Allocution du Sénateur Claude Carignan dans le cadre de la semaine nationale de prévention du suicide au Québec

February 8, 2014

Honorables sénateurs, cette semaine est la Semaine nationale de prévention du suicide au Québec. Pourquoi tenir une telle semaine? Parce que le suicide est une problématique sur laquelle nous pouvons avoir une réelle force d'action si nous conjuguons collectivement nos efforts. Cette Semaine nationale de prévention du suicide vise justement à faire connaître les ressources d'aide et à établir un réseau regroupant les différents partenaires.

 

Près de 4 000 personnes s'enlèvent la vie chaque année au Canada, et 30 p. 100 de ces Canadiens viennent du Québec, qui ne représente pourtant que 23 p. 100 de la population canadienne.

 

La prévention du suicide mérite que l'on y consacre du temps, de l'énergie et de la persévérance. C'est dans cette perspective, honorables sénateurs, que notre Parlement a adopté, en décembre 2012, le projet de loi C-300, qui a pour but de se doter d'un cadre fédéral pour la prévention du suicide. Plusieurs initiatives et programmes de prévention du suicide ont été déployés dans différentes provinces, notamment en Alberta et au Québec, et l'élaboration du cadre fédéral pour la prévention du suicide vise justement à regrouper ces informations afin de les diffuser le plus largement possible et de promouvoir la mise en place de pratiques exemplaires en matière de prévention du suicide.

 

Comme la technologie évolue à la vitesse grand V, nous avons constaté ces dernières années l'apparition d'un nouveau problème troublant : la cyberintimidation.
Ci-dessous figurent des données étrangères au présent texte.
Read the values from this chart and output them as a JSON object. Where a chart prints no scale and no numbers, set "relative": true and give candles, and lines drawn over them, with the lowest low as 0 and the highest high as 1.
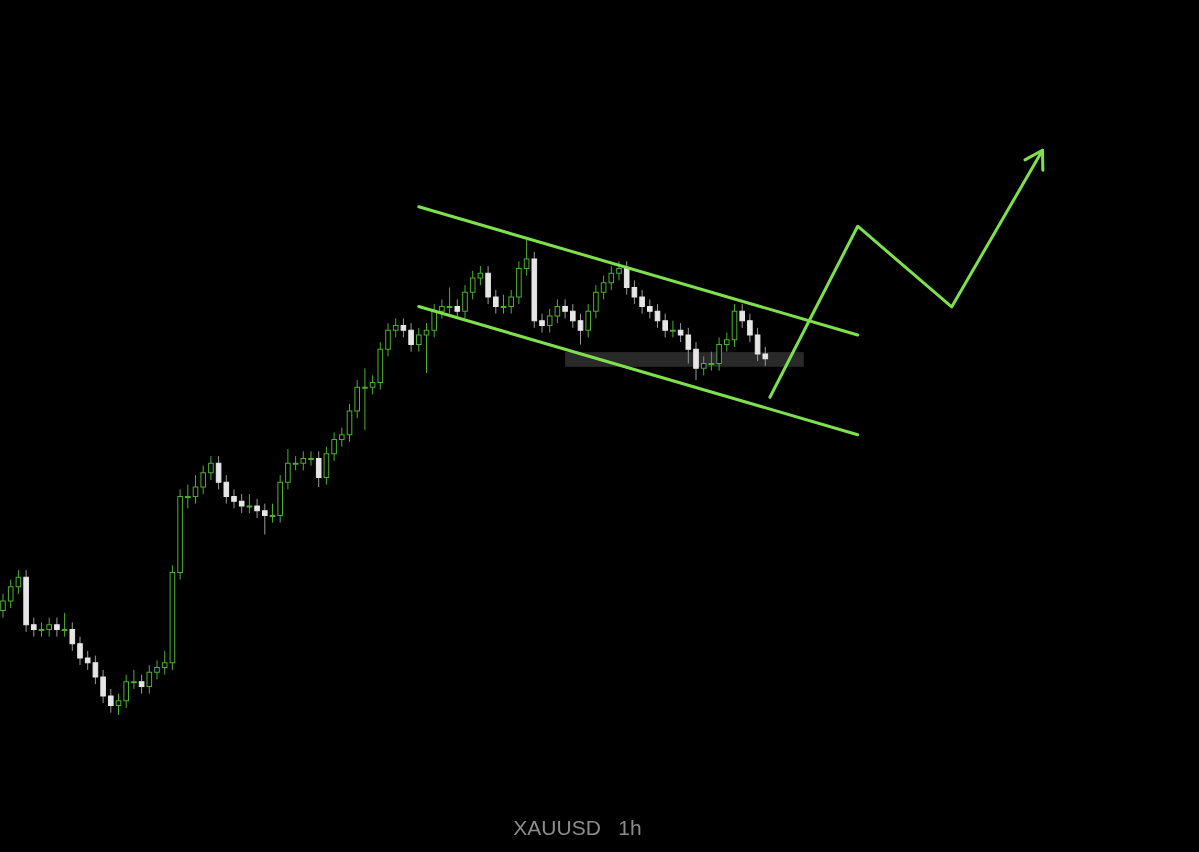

Quelques cas récents de suicide chez des adolescents découlent directement de ce phénomène. C'est pour cette raison que nous avons déposé, le 20 novembre 2012, le projet de loi C-13, qui modifie le Code criminel afin de créer de nouvelles infractions relativement à la cyberintimidation.

 

Honorables sénateurs, comme je l'ai mentionné dans mon allocution sur le projet de loi C-300, le suicide est une solution permanente à un problème temporaire. Nous avons l'obligation, comme société et comme parlementaires, de protéger nos citoyens aux prises avec une souffrance et une détresse psychologiques si intenses. Il faut mettre en œuvre tous les moyens efficaces pour y arriver. Un suicide, c'est déjà trop; 4 000, c'est insoutenable.